We negotiated terms directly and other than some early back and forth over asset division and some late nit picks around the parenting plan, it was pretty darn amicable. She signed on as a party to the dissolution petition, the initial paperwork was filed in February and the final petition early last week, and my lawyer received the notice of approval this week.
From start to finish, it was a little over a year since my ex and I agreed that there wasn’t much point to our marriage any more. She didn’t want to be married to a woman and I was exhausted after years of bending myself into a pretzel trying to be myself and meet her needs too. That she has untreated chemical dependencies made the decision to split easier, if no less painful.
It wasn’t until earlier this year after the hustle and bustle of the holidays that I realized just how much I had been stifling myself to accommodate her discomfort and issues. From the clothes I wore to the food I ate, and from the drinking and drugs I ignored to her unpredictable behavior, I had been unhappy with the situation for years.

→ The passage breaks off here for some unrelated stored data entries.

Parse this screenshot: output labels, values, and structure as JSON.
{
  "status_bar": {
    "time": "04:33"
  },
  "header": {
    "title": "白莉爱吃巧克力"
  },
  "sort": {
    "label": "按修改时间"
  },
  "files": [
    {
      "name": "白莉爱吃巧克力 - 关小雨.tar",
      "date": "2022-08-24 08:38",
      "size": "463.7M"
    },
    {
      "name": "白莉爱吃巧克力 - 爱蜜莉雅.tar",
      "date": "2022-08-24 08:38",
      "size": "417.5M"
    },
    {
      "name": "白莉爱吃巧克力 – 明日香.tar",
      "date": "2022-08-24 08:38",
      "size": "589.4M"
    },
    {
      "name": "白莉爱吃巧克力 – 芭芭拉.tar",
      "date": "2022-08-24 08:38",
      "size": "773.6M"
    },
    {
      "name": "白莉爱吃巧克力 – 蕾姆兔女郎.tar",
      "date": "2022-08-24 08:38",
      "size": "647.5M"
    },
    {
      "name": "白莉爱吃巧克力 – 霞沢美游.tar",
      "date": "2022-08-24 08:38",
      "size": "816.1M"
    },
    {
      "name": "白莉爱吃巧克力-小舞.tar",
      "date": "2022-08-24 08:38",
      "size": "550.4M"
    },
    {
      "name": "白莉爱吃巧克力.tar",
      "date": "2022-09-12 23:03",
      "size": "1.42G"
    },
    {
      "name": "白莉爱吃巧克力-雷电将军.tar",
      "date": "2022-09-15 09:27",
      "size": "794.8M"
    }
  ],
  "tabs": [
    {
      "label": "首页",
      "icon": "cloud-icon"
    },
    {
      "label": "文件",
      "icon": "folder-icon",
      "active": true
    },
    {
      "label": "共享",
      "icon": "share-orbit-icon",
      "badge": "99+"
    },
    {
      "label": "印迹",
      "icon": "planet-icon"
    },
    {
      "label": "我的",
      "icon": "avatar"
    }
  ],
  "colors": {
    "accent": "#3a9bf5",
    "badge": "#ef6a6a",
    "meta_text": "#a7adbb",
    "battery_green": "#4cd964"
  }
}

In my first marriage, I learned divorce has two sides and both sides can be in opposition and still be truthful to the experience, even when there is disagreement about the truth. Both parties play their part, and it takes both to keep it together.
In this marriage, I feel I made every effort I could, (and then some more,) to keep it together without completely sacrificing myself. Some might say that I put my needs above those of the marriage and was selfish. What those people don’t realize is that many transgender people enter into marriages already carrying the sacrifice of themselves.
In my case, I had already sacrificed my inevitable future in the hopes that I could transcend this thing that had itched at me for years. I hoped that if I just got married, if I just had kids, if I just played the part in the script I was handed and told to practice since childhood, I could find my place. But I kept fucking up my lines. I missed my marks and prompts. I just didn’t want that role in the play.
Having already sacrificed myself, I had nothing more to give, though I tried. In retrospect, I should have repeated myself after my initial disclosure to her and ensured that she understood what I was telling her. I only knew what I knew about myself then, and I thought I had put it behind me, but I knew it could come back.
I had hoped that love would conquer all. That all I needed was love. That love would nourish me and carry me through.
But in the end, love was not enough because we needed more than love. We needed to know ourselves, we needed to know what we would become, and we needed to know what we could bear.
We did not.
For myself, I know myself much better now then 11 years ago. I have become the person I need to be. I can bear tremendous loads.
While sadness tugs at me, I have an emotional peace I have not felt before. It is the peace of unsuccessful labors reconciled because I gave it my all. It is the peace of the absence of bitterness and rancor. It is the peace that comes after the storm, when the sun glistens on the drops and the birds tentatively chirp, and you can quietly appreciate and forgive the energies that tore your life apart.